For if the story of the Transfiguration is just a story that shows us what Jesus is really like, in a sort of backstage, reality TV way, then it seems, at best, redundant—especially by the time we get to Easter and that empty tomb. But what if the story shows us something else? What if the story doesn’t show us some reality about Jesus himself, but shows us that Jesus himself shows us reality? For haven’t you noticed that the “reality” revealed by reality TV is usually pretty unsavory? Simon’s rude remarks, the backbiting on “The Apprentice,” the skeletons in politicians’ or athletes’ closets, the revolving bedroom doors of this or that set of MTV housemates—these are what are supposed to be real. When these shows promise to show us what people are “really like,” that usually means, the ways in which they are faithless, perverse, and generally possessed of unclean mouths and unclean spirits. But Luke’s Transfiguration story tells us something different. His story tells us that a faithless and perverse generation—whether it be James and John’s generation or my generation or yours—will not have the last word. Christ will have the last word, for what is real is God as revealed in Jesus Christ. Creation is not founded on doubt and pain and dirty little secrets; creation is founded on the power and the love of God, the light that shines in the darkness, the touch that brings peace and reconciliation and healing. “I believe in Christianity as I believe that the sun has risen,” said C. S. Lewis, “not only because I see it, but because by it I see everything else.” Luke’s Transfiguration story invites us to believe in Christ in just that way: not just as the most wonderful thing we see, but as that by which we see that everything else is, in reality, wonderful.

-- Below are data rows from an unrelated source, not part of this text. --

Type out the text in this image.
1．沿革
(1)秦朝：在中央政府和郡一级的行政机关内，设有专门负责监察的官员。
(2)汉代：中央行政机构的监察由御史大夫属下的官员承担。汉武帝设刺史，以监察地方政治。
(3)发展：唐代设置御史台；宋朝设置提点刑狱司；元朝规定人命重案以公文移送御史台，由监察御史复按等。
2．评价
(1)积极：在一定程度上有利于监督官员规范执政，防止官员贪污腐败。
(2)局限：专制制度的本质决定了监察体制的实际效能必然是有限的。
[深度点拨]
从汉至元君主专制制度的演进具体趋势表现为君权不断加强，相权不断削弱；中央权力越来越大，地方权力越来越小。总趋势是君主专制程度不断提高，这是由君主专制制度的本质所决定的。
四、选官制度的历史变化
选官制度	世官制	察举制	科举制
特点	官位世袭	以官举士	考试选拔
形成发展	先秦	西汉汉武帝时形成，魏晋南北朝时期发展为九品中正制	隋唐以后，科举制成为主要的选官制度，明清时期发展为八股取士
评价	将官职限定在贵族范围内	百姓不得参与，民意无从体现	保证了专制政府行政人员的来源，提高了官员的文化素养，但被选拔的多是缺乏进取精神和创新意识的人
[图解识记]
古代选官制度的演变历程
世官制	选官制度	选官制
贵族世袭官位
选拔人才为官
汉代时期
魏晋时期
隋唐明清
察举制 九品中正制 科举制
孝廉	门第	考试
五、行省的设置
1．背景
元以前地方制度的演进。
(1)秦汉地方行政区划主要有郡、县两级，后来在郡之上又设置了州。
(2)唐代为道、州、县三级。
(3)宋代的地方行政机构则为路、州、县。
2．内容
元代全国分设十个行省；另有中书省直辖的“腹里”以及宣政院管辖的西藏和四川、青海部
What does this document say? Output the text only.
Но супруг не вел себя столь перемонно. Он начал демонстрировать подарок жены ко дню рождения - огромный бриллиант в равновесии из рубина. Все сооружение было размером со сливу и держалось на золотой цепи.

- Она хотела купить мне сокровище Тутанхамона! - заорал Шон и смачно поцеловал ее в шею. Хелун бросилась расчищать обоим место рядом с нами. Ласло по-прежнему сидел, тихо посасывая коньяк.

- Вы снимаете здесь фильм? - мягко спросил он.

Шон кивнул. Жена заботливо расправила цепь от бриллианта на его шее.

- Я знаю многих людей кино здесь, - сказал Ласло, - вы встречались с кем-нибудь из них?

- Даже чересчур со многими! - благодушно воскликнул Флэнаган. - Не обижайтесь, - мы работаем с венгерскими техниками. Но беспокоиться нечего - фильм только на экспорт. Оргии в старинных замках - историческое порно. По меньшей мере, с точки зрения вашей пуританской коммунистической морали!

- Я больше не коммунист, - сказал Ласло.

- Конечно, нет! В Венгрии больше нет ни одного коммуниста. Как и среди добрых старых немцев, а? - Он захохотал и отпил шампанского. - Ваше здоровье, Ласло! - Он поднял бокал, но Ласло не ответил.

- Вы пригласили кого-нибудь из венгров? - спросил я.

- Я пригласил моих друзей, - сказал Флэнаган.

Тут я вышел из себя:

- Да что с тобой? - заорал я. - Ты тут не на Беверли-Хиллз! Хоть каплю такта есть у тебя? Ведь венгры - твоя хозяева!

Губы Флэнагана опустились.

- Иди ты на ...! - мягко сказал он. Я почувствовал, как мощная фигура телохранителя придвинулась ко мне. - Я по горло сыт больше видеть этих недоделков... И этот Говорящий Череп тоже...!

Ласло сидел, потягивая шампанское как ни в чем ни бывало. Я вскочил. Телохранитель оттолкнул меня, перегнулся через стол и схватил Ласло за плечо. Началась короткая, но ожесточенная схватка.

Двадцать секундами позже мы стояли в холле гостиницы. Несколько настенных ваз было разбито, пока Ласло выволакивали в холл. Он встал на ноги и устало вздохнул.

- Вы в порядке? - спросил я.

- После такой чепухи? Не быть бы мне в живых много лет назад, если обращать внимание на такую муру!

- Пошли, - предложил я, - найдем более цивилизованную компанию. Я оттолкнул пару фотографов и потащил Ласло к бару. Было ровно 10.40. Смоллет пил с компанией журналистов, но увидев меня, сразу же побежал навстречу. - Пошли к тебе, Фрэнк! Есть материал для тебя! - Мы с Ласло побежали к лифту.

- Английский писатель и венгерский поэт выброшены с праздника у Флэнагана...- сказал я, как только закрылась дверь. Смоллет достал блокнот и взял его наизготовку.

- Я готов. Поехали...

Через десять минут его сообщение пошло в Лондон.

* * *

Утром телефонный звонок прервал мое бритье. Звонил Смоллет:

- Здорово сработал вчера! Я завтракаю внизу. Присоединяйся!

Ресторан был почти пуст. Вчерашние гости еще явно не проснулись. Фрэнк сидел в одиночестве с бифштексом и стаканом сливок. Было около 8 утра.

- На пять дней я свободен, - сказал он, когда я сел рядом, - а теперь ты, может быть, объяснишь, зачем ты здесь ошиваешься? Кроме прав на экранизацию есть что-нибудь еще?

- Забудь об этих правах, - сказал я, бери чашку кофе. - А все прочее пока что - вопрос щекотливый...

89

This “everything,” of course, also contains us—and that brings me to Paul’s letter to the Corinthians. Because it sounds like Paul is himself up to some reality-show-style nastiness here, claiming that his brothers and sisters of the people of Israel have a veil over their hearts and minds. But while the letter of his message may lack some tact (not surprising for Paul), the spirit of it is right in line with Luke: by Christ, Christians see things that other people do not. Paul really doesn’t care that much about what it is that his former people do not see. What matters is what he and others who see in the light of Christ do see: the glory of the Lord, the greatness of God. But here’s the amazing thing: Christians, Paul claims, don’t just see this light and this glory, they reflect it. In other words, it is not only Jesus who is transfigured. We, too, are being transformed into the image of God, “from one degree of glory to another.” God does not intend for Jesus to be the only real person, with a bunch of faithless, messed-up folk trailing in his wake. God wants reality to break through to each of us—all of us, as Paul says, with the veil lifted off our faces, seeing, knowing, and living what is real.

We are called, that is, to be a part of the reality that Jesus shows. We are. We, gathered here, the people who sing these songs and pray these prayers and eat this bread and drink this cup—we are invited to feel and to share the transfiguring touch of the Lord. For our calling is not just to be nice. Anyone can be nice. Not is our calling to point out just how faithless and perverse a generation we are surrounded by. Believe me when I say that’s rather obvious on its own. Nor is our calling to build safe little booths for our divine messengers to relax in. Believe me again when I say that they have far comfier quarters waiting back where they came from. No, our calling is quite simply to live as people astounded at the greatness of God in Jesus Christ, to live as people astounded by that greatness because we have felt it, and have known it, and have been changed by it. Our calling is to be ordinary people transfigured, to do what we can, each in our own small way, to direct attention to the Beloved Son by which we see everything else, and in whose light we know that all of it, even ourselves, is, as was said by Someone long ago, back at the beginning, very good.